Continuing his promised “lecture” on the WPS, the President recalled his bilateral meeting with President Xi Jinping in 2016.
“In that meeting, I said, I want to go to my territory to dig oil because that is ours, President Xi said: ‘Well you know there’s a conflict there.’ [So] rather than go there and have a confrontation, not necessarily the warships, but [the] squabble there could lead to something else.’ So, we just became friends,” Duterte said in his fourth State of the Nation Address.
“He (Xi) said it softly, ‘It can make trouble.’ If the word ‘trouble’ comes out of the mouth of a President of a republic, then what can I do?” he added.
The Chief Executive, who told Filipinos that the WPS is “ours” without “ifs and buts,” said again that he cannot risk a war against the Asian giant, saying he is not ready to leave widows and orphans in the process.
Duterte also said he cannot send the country’s naval forces to drive the Chinese fishermen away in the WPS, because “no one will come home alive” should they push through.
“If I send my marines to drive away from the Chinese fishermen. I guarantee you, not one of them will come home alive. They will be finished because there are already guided missiles in the island,” he said.
“And the fastest that they have installed there can reach Manila in seven minutes. You want war?” he continued.

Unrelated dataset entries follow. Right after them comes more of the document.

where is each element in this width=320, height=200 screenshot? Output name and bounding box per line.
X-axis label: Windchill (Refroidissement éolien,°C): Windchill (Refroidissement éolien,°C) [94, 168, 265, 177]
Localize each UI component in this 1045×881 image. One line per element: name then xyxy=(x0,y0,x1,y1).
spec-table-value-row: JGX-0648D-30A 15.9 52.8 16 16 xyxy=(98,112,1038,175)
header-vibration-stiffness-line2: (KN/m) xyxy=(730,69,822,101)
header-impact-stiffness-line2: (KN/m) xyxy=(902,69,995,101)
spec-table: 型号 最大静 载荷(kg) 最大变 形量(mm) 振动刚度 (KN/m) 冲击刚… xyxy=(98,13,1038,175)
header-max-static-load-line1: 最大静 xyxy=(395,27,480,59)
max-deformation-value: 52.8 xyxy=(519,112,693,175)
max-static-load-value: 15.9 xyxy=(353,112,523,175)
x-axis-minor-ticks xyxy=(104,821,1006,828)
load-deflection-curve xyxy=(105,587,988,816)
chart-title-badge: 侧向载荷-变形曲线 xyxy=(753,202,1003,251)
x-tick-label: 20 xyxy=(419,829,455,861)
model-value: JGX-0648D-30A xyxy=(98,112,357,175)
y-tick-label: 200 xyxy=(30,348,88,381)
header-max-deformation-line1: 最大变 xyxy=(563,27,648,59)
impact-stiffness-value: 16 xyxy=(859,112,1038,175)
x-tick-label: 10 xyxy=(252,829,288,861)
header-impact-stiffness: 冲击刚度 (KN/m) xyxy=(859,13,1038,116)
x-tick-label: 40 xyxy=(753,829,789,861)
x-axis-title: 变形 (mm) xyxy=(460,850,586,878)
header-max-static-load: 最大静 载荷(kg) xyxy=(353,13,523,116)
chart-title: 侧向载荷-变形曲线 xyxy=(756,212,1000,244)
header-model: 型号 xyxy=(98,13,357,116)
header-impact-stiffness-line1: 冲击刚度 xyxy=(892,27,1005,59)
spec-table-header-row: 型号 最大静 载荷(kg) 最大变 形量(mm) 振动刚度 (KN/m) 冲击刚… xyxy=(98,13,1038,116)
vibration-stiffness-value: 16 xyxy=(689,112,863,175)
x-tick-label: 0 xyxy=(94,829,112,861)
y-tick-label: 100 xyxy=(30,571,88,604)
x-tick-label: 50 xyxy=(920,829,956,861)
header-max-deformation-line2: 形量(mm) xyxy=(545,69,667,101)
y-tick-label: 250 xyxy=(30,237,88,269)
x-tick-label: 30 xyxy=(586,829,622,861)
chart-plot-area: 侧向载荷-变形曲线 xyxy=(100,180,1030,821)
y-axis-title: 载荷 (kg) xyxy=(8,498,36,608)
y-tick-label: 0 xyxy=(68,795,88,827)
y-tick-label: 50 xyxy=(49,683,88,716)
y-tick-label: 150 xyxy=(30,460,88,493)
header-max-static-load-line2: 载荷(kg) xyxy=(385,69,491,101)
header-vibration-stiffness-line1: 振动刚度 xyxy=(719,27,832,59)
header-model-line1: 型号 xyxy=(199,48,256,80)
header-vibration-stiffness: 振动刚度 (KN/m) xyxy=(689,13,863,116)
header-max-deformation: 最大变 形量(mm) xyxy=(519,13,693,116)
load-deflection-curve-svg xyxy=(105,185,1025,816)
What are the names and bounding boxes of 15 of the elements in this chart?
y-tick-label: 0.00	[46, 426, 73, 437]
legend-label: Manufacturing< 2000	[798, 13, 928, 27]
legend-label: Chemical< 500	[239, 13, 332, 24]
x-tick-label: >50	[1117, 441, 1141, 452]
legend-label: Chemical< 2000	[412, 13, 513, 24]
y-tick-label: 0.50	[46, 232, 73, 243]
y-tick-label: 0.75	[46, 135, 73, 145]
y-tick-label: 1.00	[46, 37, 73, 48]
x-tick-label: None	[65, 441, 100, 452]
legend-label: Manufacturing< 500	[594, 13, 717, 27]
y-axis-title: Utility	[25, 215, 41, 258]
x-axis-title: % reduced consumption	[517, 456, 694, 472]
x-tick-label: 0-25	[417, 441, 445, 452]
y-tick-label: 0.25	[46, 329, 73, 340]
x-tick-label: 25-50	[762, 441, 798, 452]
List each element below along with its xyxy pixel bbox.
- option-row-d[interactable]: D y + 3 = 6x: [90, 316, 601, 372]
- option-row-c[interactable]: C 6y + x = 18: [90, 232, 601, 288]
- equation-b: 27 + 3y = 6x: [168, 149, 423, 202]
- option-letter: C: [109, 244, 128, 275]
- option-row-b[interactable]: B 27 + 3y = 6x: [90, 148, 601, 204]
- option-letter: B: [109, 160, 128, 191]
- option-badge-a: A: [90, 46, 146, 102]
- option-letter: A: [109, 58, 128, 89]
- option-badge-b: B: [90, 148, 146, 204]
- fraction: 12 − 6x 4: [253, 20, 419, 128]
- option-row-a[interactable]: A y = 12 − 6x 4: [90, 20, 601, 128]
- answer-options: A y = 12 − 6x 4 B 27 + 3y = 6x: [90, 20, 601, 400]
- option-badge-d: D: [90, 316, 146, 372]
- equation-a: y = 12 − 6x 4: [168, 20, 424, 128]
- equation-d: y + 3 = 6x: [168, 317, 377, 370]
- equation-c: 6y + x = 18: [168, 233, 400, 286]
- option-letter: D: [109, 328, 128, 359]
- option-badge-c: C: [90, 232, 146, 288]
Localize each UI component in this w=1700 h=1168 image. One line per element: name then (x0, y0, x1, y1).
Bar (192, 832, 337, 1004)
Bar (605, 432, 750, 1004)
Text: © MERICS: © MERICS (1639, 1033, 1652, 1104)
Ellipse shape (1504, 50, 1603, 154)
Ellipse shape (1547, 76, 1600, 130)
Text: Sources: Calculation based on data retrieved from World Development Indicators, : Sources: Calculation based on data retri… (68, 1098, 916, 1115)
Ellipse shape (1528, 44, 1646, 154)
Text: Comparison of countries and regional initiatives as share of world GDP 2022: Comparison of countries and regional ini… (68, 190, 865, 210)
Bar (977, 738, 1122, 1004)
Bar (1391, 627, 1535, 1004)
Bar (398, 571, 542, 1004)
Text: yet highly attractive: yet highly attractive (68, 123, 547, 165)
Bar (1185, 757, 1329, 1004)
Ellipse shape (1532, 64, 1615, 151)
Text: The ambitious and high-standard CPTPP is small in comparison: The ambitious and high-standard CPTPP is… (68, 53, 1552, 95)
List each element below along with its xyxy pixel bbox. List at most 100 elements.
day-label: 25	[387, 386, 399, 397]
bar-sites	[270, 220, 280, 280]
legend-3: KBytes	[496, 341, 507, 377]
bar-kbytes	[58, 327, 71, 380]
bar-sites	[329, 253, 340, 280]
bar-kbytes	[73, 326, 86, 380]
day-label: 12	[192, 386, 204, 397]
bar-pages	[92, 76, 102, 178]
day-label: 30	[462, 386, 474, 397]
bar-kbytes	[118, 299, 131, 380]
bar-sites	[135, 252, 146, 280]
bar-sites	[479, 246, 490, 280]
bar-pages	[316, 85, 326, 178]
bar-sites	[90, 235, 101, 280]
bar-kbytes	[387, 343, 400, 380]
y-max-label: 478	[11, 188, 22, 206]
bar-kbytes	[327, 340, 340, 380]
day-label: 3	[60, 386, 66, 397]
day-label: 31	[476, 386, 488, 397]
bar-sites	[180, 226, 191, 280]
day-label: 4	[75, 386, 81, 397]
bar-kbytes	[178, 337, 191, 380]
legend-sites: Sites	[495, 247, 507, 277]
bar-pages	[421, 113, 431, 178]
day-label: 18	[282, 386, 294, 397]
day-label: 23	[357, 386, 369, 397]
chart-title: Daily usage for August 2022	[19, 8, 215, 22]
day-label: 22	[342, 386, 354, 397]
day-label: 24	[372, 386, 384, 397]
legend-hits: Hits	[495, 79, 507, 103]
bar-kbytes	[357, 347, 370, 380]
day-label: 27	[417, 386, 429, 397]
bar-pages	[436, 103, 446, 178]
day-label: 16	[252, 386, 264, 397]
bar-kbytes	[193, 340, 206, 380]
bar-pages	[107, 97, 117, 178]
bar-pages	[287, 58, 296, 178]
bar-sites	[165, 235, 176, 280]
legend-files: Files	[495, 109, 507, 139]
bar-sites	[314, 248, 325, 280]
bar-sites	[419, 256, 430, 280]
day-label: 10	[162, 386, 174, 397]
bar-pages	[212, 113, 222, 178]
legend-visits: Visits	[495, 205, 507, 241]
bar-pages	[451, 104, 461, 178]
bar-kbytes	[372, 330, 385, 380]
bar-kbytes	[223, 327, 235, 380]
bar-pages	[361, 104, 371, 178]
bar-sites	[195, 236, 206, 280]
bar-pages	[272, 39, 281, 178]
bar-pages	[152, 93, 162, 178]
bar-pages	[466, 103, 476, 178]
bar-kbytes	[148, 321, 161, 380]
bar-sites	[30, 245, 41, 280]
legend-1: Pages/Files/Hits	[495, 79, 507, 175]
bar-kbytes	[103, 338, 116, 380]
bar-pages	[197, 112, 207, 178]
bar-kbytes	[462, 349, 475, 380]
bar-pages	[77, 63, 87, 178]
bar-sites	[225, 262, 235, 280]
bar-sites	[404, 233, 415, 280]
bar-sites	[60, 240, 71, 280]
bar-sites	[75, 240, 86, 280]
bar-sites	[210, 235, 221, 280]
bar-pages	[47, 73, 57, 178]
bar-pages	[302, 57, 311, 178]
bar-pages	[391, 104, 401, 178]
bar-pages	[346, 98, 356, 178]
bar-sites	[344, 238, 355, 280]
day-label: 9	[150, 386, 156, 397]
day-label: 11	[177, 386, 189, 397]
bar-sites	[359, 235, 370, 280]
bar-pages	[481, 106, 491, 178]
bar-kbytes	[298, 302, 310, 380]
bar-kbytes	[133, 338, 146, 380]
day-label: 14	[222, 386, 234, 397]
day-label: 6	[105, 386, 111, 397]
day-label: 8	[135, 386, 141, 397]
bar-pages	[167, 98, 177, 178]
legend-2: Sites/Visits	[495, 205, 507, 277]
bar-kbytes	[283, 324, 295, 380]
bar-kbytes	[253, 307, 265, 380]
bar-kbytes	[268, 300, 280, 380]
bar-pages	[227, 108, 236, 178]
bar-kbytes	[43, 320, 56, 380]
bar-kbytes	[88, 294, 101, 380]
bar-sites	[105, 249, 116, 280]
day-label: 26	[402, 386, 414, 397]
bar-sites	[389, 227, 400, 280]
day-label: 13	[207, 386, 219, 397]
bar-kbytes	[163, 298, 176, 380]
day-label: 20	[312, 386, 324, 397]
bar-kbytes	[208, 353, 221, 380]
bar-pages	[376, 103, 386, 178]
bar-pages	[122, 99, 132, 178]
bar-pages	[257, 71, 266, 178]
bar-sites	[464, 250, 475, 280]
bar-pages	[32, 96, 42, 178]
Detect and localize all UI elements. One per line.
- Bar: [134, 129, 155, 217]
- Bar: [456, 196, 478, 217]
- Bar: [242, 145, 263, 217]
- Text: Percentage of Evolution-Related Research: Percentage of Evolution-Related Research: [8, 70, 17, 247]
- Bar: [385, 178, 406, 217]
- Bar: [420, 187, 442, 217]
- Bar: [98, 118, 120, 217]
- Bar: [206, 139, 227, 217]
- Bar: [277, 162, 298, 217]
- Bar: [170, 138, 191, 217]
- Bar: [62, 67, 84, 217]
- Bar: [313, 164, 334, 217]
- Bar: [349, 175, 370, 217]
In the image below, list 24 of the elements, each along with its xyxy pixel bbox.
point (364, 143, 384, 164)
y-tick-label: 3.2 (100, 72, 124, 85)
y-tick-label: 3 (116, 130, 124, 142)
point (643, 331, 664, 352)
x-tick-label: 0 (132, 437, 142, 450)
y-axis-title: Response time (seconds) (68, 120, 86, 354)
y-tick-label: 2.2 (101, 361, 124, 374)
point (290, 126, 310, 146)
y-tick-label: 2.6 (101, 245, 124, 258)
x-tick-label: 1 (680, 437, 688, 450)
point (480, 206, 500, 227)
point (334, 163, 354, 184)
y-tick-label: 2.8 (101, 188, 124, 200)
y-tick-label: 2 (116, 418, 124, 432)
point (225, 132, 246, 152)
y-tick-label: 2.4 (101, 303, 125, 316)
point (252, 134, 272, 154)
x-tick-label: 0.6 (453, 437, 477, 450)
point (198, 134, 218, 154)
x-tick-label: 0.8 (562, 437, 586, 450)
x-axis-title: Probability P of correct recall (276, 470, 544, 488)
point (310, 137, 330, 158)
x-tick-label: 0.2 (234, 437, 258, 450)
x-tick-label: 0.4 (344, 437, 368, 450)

He also said that Manila is compelled to perform a “delicate balancing act” with Beijing just to avoid armed conflict and protect the Philippines’ territorial waters and natural resources.
“The avoidance of armed conflict and protection of our territorial waters and natural resources compel us to perform a delicate balancing act,” he said.
“A shooting war is grief and misery multiplier. War leaves widows and orphans in its way. I am not ready or inclined to accept the occurrence of more destruction, more widows, and more orphans should war, even on a limited scale, break out,” he added.
The President said the Philippine government and the Chinese government can settle the issue more effectively through diplomatic negotiations.
“Let me assure you, that national honor and territorial integrity shall be foremost in our mind, and when we may take the next steps in this smoldering controversy over the lines of the arbitral ruling, the West Philippine Sea is ours,” he said.
“There is no ifs and buts. It is ours. But we have been acting, along with that legal truth and line. But we have to temper it with the times and the realities that we face today,” he added.
Senator Richard Gordon said he was disappointed with the President’s pronouncements on the WPS.
“We have to show our backbone… I’m saying it is ours, so we have to enforce it,” Gordon said.
Deploying the Coast Guard to the WPS does not mean the country will go to war, he added.
On the other hand, Senate Majority Leader Miguel Zubiri and Senator Grace Poe said they understand the stance of the President.
All of them, however, said they were pleased with the President’s clear statement about the country’s claim on the WPS.